The tax rate for the first quarter of 2015 was 36.1 percent versus 37.3 percent for the first quarter of 2014. The lower tax rate in the first quarter of fiscal 2015 was due primarily to legislation that retroactively reinstated Work Opportunity Tax Credits for calendar year 2014.

In the third quarter of 2013, following the completion of the company’s previously disclosed review of market performance for its Qdoba brand, 62 company-operated Qdoba restaurants were closed, and the results of operations, impairment charges, lease obligations and other exit costs for these restaurants are included in discontinued operations in the accompanying consolidated statements of earnings for all periods presented. Discontinued operations for the first quarter of fiscal 2015 include after-tax charges related to the Qdoba restaurant closures of approximately $0.03 per diluted share, as compared to $0.01 for the first quarter of fiscal 2014.

Capital Allocation

The company repurchased approximately 1,307,000 shares of its common stock in the first quarter of 2015 at an average price of $77.70 per share for an aggregate cost of $101.6 million. This leaves $115.5 million remaining under two stock-buyback programs authorized by the company’s Board of Directors, of which $15.5 million expires in November 2015 and $100 million expires in November 2016.

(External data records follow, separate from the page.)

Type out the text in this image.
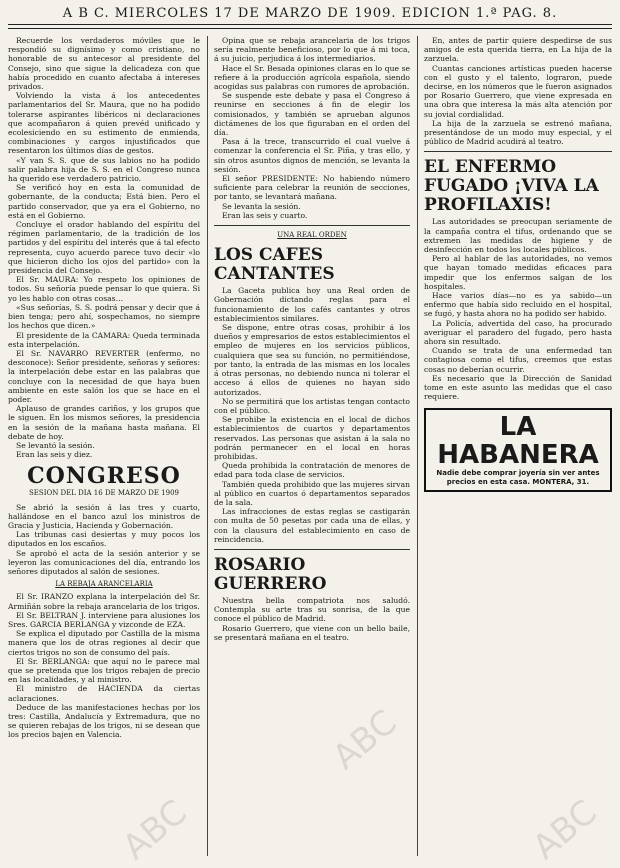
A B C. MIERCOLES 17 DE MARZO DE 1909. EDICION 1.ª PAG. 8.

Recuerde los verdaderos móviles que le respondió su dignísimo y como cristiano, no honorable de su antecesor al presidente del Consejo, sino que sigue la delicadeza con que había procedido en cuanto afectaba á intereses privados.

Volviendo la vista á los antecedentes parlamentarios del Sr. Maura, que no ha podido tolerarse aspirantes libéricos ni declaraciones que acompañaron á quien prevéd unificado y ecolesiciendo en su estimento de enmienda, combinaciones y cargos injustificados que resentaron los últimos días de gestos.

«Y van S. S. que de sus labios no ha podido salir palabra hija de S. S. en el Congreso nunca ha querido ese verdadero patricio.

Se verificó hoy en esta la comunidad de gobernante, de la conducta; Está bien. Pero el partido conservador, que ya era el Gobierno, no está en el Gobierno.

Concluye el orador hablando del espíritu del régimen parlamentario, de la tradición de los partidos y del espíritu del interés que á tal efecto representa, cuyo acuerdo parece tuvo decir «lo que hicieron dicho los ojos del partido» con la presidencia del Consejo.

El Sr. MAURA: Yo respeto los opiniones de todos. Su señoría puede pensar lo que quiera. Si yo les hablo con otras cosas…

«Sus señorías, S. S. podrá pensar y decir que á bien tenga; pero ahí, sospechamos, no siempre los hechos que dicen.»

El presidente de la CAMARA: Queda terminada esta interpelación.

El Sr. NAVARRO REVERTER (enfermo, no desconoce): Señor presidente, señoras y señores: la interpelación debe estar en las palabras que concluye con la necesidad de que haya buen ambiente en este salón los que se hace en el poder.

Aplauso de grandes cariños, y los grupos que le siguen. En los mismos señores, la presidencia en la sesión de la mañana hasta mañana. El debate de hoy.

Se levantó la sesión.

Eran las seis y diez.

CONGRESO
SESION DEL DIA 16 DE MARZO DE 1909

Se abrió la sesión á las tres y cuarto, hallándose en el banco azul los ministros de Gracia y Justicia, Hacienda y Gobernación.

Las tribunas casi desiertas y muy pocos los diputados en los escaños.

Se aprobó el acta de la sesión anterior y se leyeron las comunicaciones del día, entrando los señores diputados al salón de sesiones.

LA REBAJA ARANCELARIA

El Sr. IRANZO explana la interpelación del Sr. Armiñán sobre la rebaja arancelaria de los trigos.

El Sr. BELTRAN J. interviene para alusiones los Sres. GARCIA BERLANGA y vizconde de EZA.

Se explica el diputado por Castilla de la misma manera que los de otras regiones al decir que ciertos trigos no son de consumo del país.

El Sr. BERLANGA: que aquí no le parece mal que se pretenda que los trigos rebajen de precio en las localidades, y al ministro.

El ministro de HACIENDA da ciertas aclaraciones.

Deduce de las manifestaciones hechas por los tres: Castilla, Andalucía y Extremadura, que no se quieren rebajas de los trigos, ni se desean que los precios bajen en Valencia.

Opina que se rebaja arancelaria de los trigos sería realmente beneficioso, por lo que á mi toca, á su juicio, perjudica á los intermediarios.

Hace el Sr. Besada opiniones claras en lo que se refiere á la producción agrícola española, siendo acogidas sus palabras con rumores de aprobación.

Se suspende este debate y pasa el Congreso á reunirse en secciones á fin de elegir los comisionados, y también se aprueban algunos dictámenes de los que figuraban en el orden del día.

Pasa á la trece, transcurrido el cual vuelve á comenzar la conferencia el Sr. Piña, y tras ello, y sin otros asuntos dignos de mención, se levanta la sesión.

El señor PRESIDENTE: No habiendo número suficiente para celebrar la reunión de secciones, por tanto, se levantará mañana.

Se levanta la sesión.

Eran las seis y cuarto.

UNA REAL ORDEN
LOS CAFES CANTANTES

La Gaceta publica hoy una Real orden de Gobernación dictando reglas para el funcionamiento de los cafés cantantes y otros establecimientos similares.

Se dispone, entre otras cosas, prohibir á los dueños y empresarios de estos establecimientos el empleo de mujeres en los servicios públicos, cualquiera que sea su función, no permitiéndose, por tanto, la entrada de las mismas en los locales á otras personas, no debiendo nunca ni tolerar el acceso á ellos de quienes no hayan sido autorizados.

No se permitirá que los artistas tengan contacto con el público.

Se prohibe la existencia en el local de dichos establecimientos de cuartos y departamentos reservados. Las personas que asistan á la sala no podrán permanecer en el local en horas prohibidas.

Queda prohibida la contratación de menores de edad para toda clase de servicios.

También queda prohibido que las mujeres sirvan al público en cuartos ó departamentos separados de la sala.

Las infracciones de estas reglas se castigarán con multa de 50 pesetas por cada una de ellas, y con la clausura del establecimiento en caso de reincidencia.

ROSARIO GUERRERO

Nuestra bella compatriota nos saludó. Contempla su arte tras su sonrisa, de la que conoce el público de Madrid.

Rosario Guerrero, que viene con un bello baile, se presentará mañana en el teatro.

En, antes de partir quiere despedirse de sus amigos de esta querida tierra, en La hija de la zarzuela.

Cuantas canciones artísticas pueden hacerse con el gusto y el talento, lograron, puede decirse, en los números que le fueron asignados por Rosario Guerrero, que viene expresada en una obra que interesa la más alta atención por su jovial cordialidad.

La hija de la zarzuela se estrenó mañana, presentándose de un modo muy especial, y el público de Madrid acudirá al teatro.

EL ENFERMO FUGADO ¡VIVA LA PROFILAXIS!

Las autoridades se preocupan seriamente de la campaña contra el tifus, ordenando que se extremen las medidas de higiene y de desinfección en todos los locales públicos.

Pero al hablar de las autoridades, no vemos que hayan tomado medidas eficaces para impedir que los enfermos salgan de los hospitales.

Hace varios días—no es ya sabido—un enfermo que había sido recluido en el hospital, se fugó, y hasta ahora no ha podido ser habido.

La Policía, advertida del caso, ha procurado averiguar el paradero del fugado, pero hasta ahora sin resultado.

Cuando se trata de una enfermedad tan contagiosa como el tifus, creemos que estas cosas no deberían ocurrir.

Es necesario que la Dirección de Sanidad tome en este asunto las medidas que el caso requiere.

LA HABANERA
Nadie debe comprar joyería sin ver antes precios en esta casa. MONTERA, 31.
ABC
ABC
ABC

The company also announced today that on February 12, 2015, its Board of Directors declared a quarterly cash dividend of $0.20 per share on the company’s common stock. The dividend is payable on March 19, 2015, to shareholders of record at the close of business on March 6, 2015.

Guidance

The following guidance and underlying assumptions reflect the company’s current expectations for the second quarter ending April 12, 2015, and the fiscal year ending September 27, 2015. Fiscal 2015 is a 52-week year, with 16 weeks in the first quarter, and 12 weeks in each of the second, third and fourth quarters.

Second quarter fiscal year 2015 guidance

  • Same-store sales increase of approximately 5.0 to 7.0 percent at Jack in the Box company restaurants versus a 0.9 percent increase in the year-ago quarter.
  • Same-store sales increase of approximately 7.0 to 9.0 percent at Qdoba company restaurants versus a 7.2 percent increase in the year-ago quarter.

Fiscal year 2015 guidance

  • Same-store sales increase of approximately 3.5 to 4.5 percent at Jack in the Box company restaurants.
  • Same-store sales increase of approximately 7.5 to 9.5 percent at Qdoba company restaurants.
  • Overall commodity cost inflation of approximately 3 percent for the full year.
  • Restaurant operating margin of approximately 19.1 to 19.9 percent, depending on same-store sales and commodity inflation.
  • SG&A as a percentage of revenue of approximately 13.5 to 14.0 percent as compared to 13.9 percent in fiscal 2014, and reflects $5.0 million of higher pension expense in fiscal 2015. G&A as a percentage of system-wide sales declining to approximately 3.7 percent in fiscal 2015 from 3.8 percent in fiscal 2014.
  • Impairment and other charges as a percentage of revenue of approximately 60 basis points, excluding restructuring charges.
  • Approximately 10 to 15 new Jack in the Box restaurants opening system-wide.
  • Approximately 50 to 60 new Qdoba restaurants opening, approximately half of which will be company locations.
  • Capital expenditures of $90 to $100 million.
  • Tax rate of approximately 37 percent.
  • Operating earnings per share, which the company defines as diluted earnings per share from continuing operations on a GAAP basis excluding restructuring charges and gains or losses from refranchising, ranging from $2.85 to $2.97 in fiscal 2015 as compared to operating earnings per share of $2.45 in fiscal 2014.

(Source: Company’s Website)

To End

JACK is a popular name in the restaurant industry and is growing fast. It has distinguished itself from its peers and has been able to carve a niche for itself. It is making continuous efforts to reposition itself in this fast-food industry. It is expected to create shareholder returns. Investors may consider adding this restaurant stock to their portfolio.